In this interview I go one-on-one with a designer I worked with a few years ago, before I was any good at design at all. Rina Miele of Honey Design stops by to talk design with me.
Devlounge: Hello Rina – thanks for giving up some time to answer some questions for us and let us dig deeper into the mind of an extremely talented designer. Care to introduce yourself and give some background information for our readers?
Rina Miele: Hey all. WHATUP? I’m Rina, and I am 25 and live in Sleepy Hollow, (yes, it’s a real place) New York and I make designs and it’s fun and I’ve been doing it practically my entire life and I like colors and when I grow up I wanna be a supermodel and music is awesome and I love watching anything in HD and I love video games, vinyl toys and Lego™ and this sentence is ridiculous.
DL: How did you first get into design, and is it more of a hobby or full time job?
RM: Growing up. My father is a designer and I remember when the industry started to use computers. One day he just went out and bought a Mac — the Mac IIsi. Ah, what a classic: 20MHz, 1MB of RAM (yes, megabyte). I was fascinated by that thing. I even loved just playing with the screensaver for like 3 hours. But he had Photoshop… version 2.5 or something. All I know is that you basically were able to paint and there were no layers. That was tough! But that’s what I remember. I made designs on the computer from then on. What was that, like, 1990? It was cool, seeing the application developing and growing with it. I was always an “artsy” kid, but I didn’t really think much about “designing” as a career until high school was ending. It wasn’t anything monumental though. It sort of just happened because I could do it. So I went off to college, got some jobs, and here I am.
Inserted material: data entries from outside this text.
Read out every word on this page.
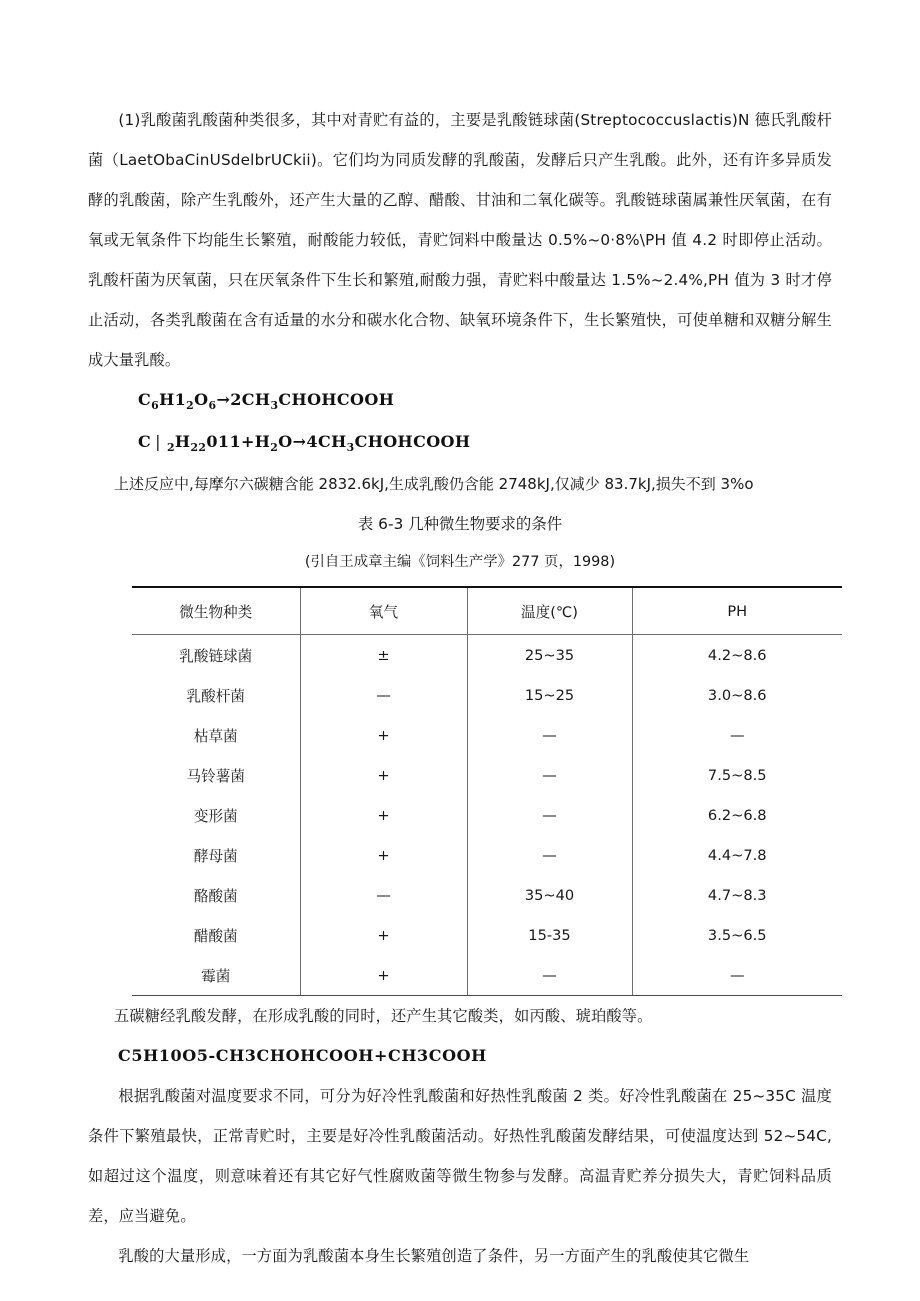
(1)乳酸菌乳酸菌种类很多，其中对青贮有益的，主要是乳酸链球菌(Streptococcuslactis)N 德氏乳酸杆菌（LaetObaCinUSdelbrUCkii)。它们均为同质发酵的乳酸菌，发酵后只产生乳酸。此外，还有许多异质发酵的乳酸菌，除产生乳酸外，还产生大量的乙醇、醋酸、甘油和二氧化碳等。乳酸链球菌属兼性厌氧菌，在有氧或无氧条件下均能生长繁殖，耐酸能力较低，青贮饲料中酸量达 0.5%~0·8%\PH 值 4.2 时即停止活动。乳酸杆菌为厌氧菌，只在厌氧条件下生长和繁殖,耐酸力强，青贮料中酸量达 1.5%~2.4%,PH 值为 3 时才停止活动，各类乳酸菌在含有适量的水分和碳水化合物、缺氧环境条件下，生长繁殖快，可使单糖和双糖分解生成大量乳酸。

$C_6H1_2O_6\to 2CH_3CHOHCOOH$

C | $_2H_{22}011+H_2O\to 4CH_3CHOHCOOH$

上述反应中,每摩尔六碳糖含能 2832.6kJ,生成乳酸仍含能 2748kJ,仅减少 83.7kJ,损失不到 3%o

表 6-3 几种微生物要求的条件

(引自王成章主编《饲料生产学》277 页，1998)

微生物种类	氧气	温度(℃)	PH
乳酸链球菌	±	25~35	4.2~8.6
乳酸杆菌	—	15~25	3.0~8.6
枯草菌	+	—	—
马铃薯菌	+	—	7.5~8.5
变形菌	+	—	6.2~6.8
酵母菌	+	—	4.4~7.8
酪酸菌	—	35~40	4.7~8.3
醋酸菌	+	15-35	3.5~6.5
霉菌	+	—	—

五碳糖经乳酸发酵，在形成乳酸的同时，还产生其它酸类，如丙酸、琥珀酸等。

C5H10O5-CH3CHOHCOOH+CH3COOH

根据乳酸菌对温度要求不同，可分为好冷性乳酸菌和好热性乳酸菌 2 类。好冷性乳酸菌在 25~35C 温度条件下繁殖最快，正常青贮时，主要是好冷性乳酸菌活动。好热性乳酸菌发酵结果，可使温度达到 52~54C,如超过这个温度，则意味着还有其它好气性腐败菌等微生物参与发酵。高温青贮养分损失大，青贮饲料品质差，应当避免。

乳酸的大量形成，一方面为乳酸菌本身生长繁殖创造了条件，另一方面产生的乳酸使其它微生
Design is a full time lifestyle though. That sort of sounds clichéd, but it’s true. I walk into a grocery store and notice every little thing, down to the labels on the anchovies. I’ve always been conscious of things around me. It’s a discerning quality I think many designers develop. It’s like an advanced form or curiosity, really. You just want to see what else is out there. I think in this way I’m fortunate to be able to work in this field, it surrounds us.
“Keep those business cards and use them, don’t just consider them decoration.”
DL: You have worked with some extremely influential brands in Pop Culture – VH1, the NBA, Allure Magazine, and Atlantic Records just to name a few. What does it mean to be hired by companies like these out of all the designers in the world, and have you had fun with these projects?
RM: All the work I’ve been doing lately has been really great. Anything in the entertainment field generally gives you a ton creative freedom. You always have to do something fresh/crazy/stimulating/new/innovative. I love that.
I’ve worked with a bunch of agencies on most of my projects rather than with the clients directly. I try my best to stay in contact with the people I meet. Anyone can tell you how hard that is if you’re busy 24/7 – but like I said, I do my best. It’s a small world, you’d be surprised who you run in to down the line and what roles they play in shaping your career. Keep those business cards and use them, don’t just consider them decoration.
DL: Do you have a specific area of work you like doing the most (Web, Print, ID, etc)?
RM: Hmm… Well, I’ve been doing 90% web for the last few years, and that’s been great, I love it. Though, I do have to say I miss print. I miss the tactile quality about it. I like making “things” – especially packages and all things 3D. It’s funny because I didn’t make a conscious decision to become a web designer. It just worked out that way. But yea, 3D/packaging is hot. That’s my answer and I’m sticking to it.
DL: Working in a field overcrowded with male designers, what does your own success story say about the role women can play in design / development?
RM: Girls rule, and boys drool. I’m kidding. Honestly, gender hasn’t been a factor I’ve ever considered. Sure, if you break it down it seems there are more males in the industry. But I’ve always been concerned with being a good designer. Period. I never gave much thought about being a good “female designer.”
DL: Where did the idea for the name “Honey Design” come from?
RM: My last name is Miele – it means honey in Italian. I wanted to create a pseudonym/alias for myself. I started asking questions like, “Who am I? What do I want? Where am I going?” Then I decided to keep things simpler. I looked to my name… realized how dope it is that it translated to “honey” and then sort of went from there. I’d love to say there’s a deeper meaning to it, something inspiring, but it was as easy as 1, 2, 3. The logo on the other hand wasn’t as easy… but that’s something else altogether!
DL: What do you like to do in your spare time when you’re not busy designing?
RM: I answered a little bit of this in Question #1. Other than what I mentioned I try to just sit back, relax and do nothing and/or sleep. We forget to do that sometimes. That’s really important. I can’t stress that enough. I have to start practicing what I preach though…
DL: Where do you get most of your inspiration from?
RM: Mostly from other artists – designers, illustrators, photographers, writers, etc. But I do take cues from other things like toys and games and such… but then again, didn’t an artist create those things too?
My inspiration for this week was a book I bought called “The Acme Novelty Library: #17” by Chris Ware. Check it out!
Thank you all for reading and thanks to Devlounge for setting this up.